Article 41. Before departure, each senior officer and fund manager shall cooperate with the institution from which he is to leave in completing the transfer of work and accept an on-departure audit or inspection and, during the on-departure audit or inspection, may not hold any post in any other fund management company or the fund custodian department of any fund custodian bank.
Article 42. After departure, no senior officer or fund manager may disclose any non-public information of the institution in which he held the post or seek gains for himself or any others by using such non-public information.
No fund management company may employ any person to conduct securities investment business, if it has not been three months since this person left his post of a senior officer or fund manager.
CHAPTER V LEGAL RESPONSIBILITY
Article 43. Any senior officer or any director or fund manager of a fund management company having violated any law, administrative regulations or any provisions of CSRC shall be subject to an administrative penalty according to the relevant provisions, if it is so provided by law or, in the case of any suspected crime, be transferred to the judicial organ according to law for the investigation of his criminal responsibility.
Article 44. Any fund management company or fund custodian bank having selected and appointed or changed the post of any senior officer without examination and approval by CSRC shall be ordered to make corrections, with the person in charge and other personnel directly responsible being given a warning and a fine.

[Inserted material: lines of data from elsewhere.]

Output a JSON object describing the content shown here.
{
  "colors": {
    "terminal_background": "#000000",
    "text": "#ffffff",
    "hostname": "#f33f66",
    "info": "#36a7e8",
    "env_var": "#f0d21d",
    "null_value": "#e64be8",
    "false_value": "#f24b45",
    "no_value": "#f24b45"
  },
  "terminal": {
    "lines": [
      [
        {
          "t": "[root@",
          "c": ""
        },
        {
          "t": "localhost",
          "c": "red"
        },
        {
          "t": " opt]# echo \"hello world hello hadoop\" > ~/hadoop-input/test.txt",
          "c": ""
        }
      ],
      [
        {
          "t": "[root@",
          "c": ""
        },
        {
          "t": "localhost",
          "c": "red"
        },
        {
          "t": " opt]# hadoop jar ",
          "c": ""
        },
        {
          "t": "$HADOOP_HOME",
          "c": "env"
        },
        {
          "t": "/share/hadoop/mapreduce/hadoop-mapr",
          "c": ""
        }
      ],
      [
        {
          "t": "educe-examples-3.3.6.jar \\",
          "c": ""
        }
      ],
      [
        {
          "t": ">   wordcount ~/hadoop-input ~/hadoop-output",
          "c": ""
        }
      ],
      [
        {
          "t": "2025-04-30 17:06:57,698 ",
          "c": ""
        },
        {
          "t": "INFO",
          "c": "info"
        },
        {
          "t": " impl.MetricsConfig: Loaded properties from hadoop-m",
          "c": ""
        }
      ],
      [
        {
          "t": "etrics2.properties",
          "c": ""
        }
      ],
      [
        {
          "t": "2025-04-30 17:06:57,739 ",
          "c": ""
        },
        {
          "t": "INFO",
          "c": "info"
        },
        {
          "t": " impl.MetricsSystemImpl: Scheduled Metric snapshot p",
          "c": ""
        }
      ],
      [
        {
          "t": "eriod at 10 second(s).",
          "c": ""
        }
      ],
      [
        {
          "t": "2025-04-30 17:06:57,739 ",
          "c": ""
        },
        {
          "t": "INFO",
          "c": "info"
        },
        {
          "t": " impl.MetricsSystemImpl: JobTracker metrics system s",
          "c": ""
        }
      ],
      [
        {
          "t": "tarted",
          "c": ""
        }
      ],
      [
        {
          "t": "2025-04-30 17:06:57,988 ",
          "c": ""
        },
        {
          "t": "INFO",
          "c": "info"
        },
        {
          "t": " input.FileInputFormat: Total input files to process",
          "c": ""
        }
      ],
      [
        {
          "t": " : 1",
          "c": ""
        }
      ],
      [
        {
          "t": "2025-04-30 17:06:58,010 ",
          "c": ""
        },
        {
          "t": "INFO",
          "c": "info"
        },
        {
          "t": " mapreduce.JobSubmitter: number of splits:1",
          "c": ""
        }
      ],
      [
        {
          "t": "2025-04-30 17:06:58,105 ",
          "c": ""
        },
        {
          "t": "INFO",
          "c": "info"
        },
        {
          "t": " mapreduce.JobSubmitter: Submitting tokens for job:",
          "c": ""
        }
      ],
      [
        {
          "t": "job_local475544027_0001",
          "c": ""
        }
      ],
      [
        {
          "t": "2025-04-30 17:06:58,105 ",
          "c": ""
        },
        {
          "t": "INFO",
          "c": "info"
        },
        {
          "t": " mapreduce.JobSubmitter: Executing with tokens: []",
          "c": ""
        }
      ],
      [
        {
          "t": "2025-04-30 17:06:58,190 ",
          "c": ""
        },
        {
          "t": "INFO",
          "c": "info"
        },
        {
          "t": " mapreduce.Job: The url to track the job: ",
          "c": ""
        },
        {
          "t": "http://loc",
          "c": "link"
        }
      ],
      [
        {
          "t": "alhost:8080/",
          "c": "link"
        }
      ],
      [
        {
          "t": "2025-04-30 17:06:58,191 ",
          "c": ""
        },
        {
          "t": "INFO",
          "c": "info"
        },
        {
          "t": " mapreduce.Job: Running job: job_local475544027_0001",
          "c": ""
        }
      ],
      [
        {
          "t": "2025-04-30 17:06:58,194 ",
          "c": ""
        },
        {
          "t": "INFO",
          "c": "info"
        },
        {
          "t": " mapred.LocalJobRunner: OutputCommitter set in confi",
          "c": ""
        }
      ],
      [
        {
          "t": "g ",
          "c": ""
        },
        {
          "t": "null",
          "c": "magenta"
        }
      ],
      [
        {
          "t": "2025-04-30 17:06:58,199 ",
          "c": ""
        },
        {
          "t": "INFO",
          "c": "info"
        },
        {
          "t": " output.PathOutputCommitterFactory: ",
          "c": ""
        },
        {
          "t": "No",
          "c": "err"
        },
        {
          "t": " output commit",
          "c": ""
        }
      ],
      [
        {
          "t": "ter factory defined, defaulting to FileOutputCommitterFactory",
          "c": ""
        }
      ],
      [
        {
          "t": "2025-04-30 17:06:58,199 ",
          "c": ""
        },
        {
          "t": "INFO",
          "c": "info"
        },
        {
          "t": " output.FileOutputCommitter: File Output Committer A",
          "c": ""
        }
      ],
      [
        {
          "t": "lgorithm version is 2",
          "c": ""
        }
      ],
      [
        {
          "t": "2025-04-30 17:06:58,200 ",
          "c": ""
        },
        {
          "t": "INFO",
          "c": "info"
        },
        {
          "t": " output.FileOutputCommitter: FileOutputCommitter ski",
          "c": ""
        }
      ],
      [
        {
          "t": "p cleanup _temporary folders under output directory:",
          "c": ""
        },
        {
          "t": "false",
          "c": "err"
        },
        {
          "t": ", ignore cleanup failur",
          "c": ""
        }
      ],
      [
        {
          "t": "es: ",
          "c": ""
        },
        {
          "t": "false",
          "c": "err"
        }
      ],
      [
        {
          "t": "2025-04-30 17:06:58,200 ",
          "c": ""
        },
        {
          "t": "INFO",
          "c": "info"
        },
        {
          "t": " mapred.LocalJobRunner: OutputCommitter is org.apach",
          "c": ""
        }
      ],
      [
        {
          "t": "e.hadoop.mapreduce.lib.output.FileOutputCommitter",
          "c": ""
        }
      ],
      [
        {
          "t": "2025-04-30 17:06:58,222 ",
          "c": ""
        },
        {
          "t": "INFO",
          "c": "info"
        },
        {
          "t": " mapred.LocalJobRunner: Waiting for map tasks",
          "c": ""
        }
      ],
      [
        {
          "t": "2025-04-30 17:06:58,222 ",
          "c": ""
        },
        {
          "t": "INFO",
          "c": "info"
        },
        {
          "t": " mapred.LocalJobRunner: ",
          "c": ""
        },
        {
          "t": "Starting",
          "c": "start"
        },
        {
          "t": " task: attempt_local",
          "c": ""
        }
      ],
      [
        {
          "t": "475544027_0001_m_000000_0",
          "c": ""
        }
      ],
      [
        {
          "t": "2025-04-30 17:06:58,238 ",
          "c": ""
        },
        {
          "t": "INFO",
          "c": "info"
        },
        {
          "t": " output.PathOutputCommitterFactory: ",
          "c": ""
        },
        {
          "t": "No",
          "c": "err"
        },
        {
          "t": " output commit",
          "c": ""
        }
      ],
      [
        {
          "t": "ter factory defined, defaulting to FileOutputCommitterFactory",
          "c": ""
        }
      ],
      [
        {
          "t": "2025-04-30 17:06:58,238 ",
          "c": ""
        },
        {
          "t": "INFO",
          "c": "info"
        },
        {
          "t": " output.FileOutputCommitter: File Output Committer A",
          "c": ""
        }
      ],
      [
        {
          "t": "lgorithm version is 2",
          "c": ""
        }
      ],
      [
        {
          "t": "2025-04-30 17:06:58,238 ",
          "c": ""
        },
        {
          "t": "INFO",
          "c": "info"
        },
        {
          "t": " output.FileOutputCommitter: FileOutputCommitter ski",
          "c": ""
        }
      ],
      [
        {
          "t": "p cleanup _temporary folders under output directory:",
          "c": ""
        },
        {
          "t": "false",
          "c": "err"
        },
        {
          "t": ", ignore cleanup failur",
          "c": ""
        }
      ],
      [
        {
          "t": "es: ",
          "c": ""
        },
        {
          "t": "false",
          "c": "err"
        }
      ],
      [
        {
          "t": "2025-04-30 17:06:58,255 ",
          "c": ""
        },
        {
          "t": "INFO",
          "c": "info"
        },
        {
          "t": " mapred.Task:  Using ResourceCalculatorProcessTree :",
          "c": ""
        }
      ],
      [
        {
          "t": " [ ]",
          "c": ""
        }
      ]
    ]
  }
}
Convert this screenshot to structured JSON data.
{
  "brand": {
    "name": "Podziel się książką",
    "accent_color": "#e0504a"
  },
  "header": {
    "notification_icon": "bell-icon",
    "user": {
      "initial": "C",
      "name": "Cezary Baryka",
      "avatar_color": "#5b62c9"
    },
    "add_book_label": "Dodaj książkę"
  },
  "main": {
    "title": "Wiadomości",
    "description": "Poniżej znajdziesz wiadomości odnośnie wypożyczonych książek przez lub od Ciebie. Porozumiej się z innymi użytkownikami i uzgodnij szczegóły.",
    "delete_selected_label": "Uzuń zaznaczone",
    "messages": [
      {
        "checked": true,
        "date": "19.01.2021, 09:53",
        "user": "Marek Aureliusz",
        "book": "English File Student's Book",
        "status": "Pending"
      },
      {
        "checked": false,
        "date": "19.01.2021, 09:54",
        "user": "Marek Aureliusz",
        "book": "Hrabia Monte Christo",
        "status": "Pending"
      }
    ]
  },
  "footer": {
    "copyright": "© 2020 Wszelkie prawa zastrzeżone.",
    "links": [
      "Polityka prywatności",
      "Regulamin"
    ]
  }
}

Any fund management company having made a decision on the person to act as an acting senior officer in violation of these Measures shall be ordered to make corrections, with the person in charge and other personnel directly responsible being given a warning and a fine.
Article 45. Any fund management company or fund custodian bank involved in any of the following circumstances shall be ordered to make corrections with a warning and a fine being imposed and with the person in charge and other personnel directly responsible being given a warning and a fine:
(1) failing to perform its reporting obligation under these Measures or providing any false reporting materials;
(2) removing any senior officer or appointing or removing any director or fund manager of the fund management company in violation of the statutory procedures;
(3) failing to properly respond to any proposal of CSRC for the suspension of or removal from office of any senior officer;
(4) employing any person to conduct investment business in violation of Paragraph 2 of Article 42 hereof; or
(5) failing to conduct an on-departure audit or inspection in respect of any leaving person according to these Measures.
Article 46. Any senior officer or any director of a fund management company holding a concurrent post in violation of these Measures shall be ordered to make corrections with a warning and a fine being imposed.
Article 47. Any senior officer having violated any law, administrative regulations or any provisions of CSRC with serious circumstances shall have his credentials of a senior officer suspended or revoked according to law.
In the case of any manager of fund or fund custodian having violated the Law on Securities Investment Funds or any other law, administrative regulations or any provisions of CSRC with serious circumstances, its senior officer directly responsible shall have his credentials of a senior officer suspended or revoked according to law.
CHAPTER VI SUPPLEMENTARY PROVISIONS
Article 48. These Measures shall come into force as of October 1, 2004. The Interim Provisions concerning the Measures for the Control of Credentials for Employment in Fund Management Industry (No. 53 [1999] of CSRC) issued by CSRC shall be annulled as of the same date.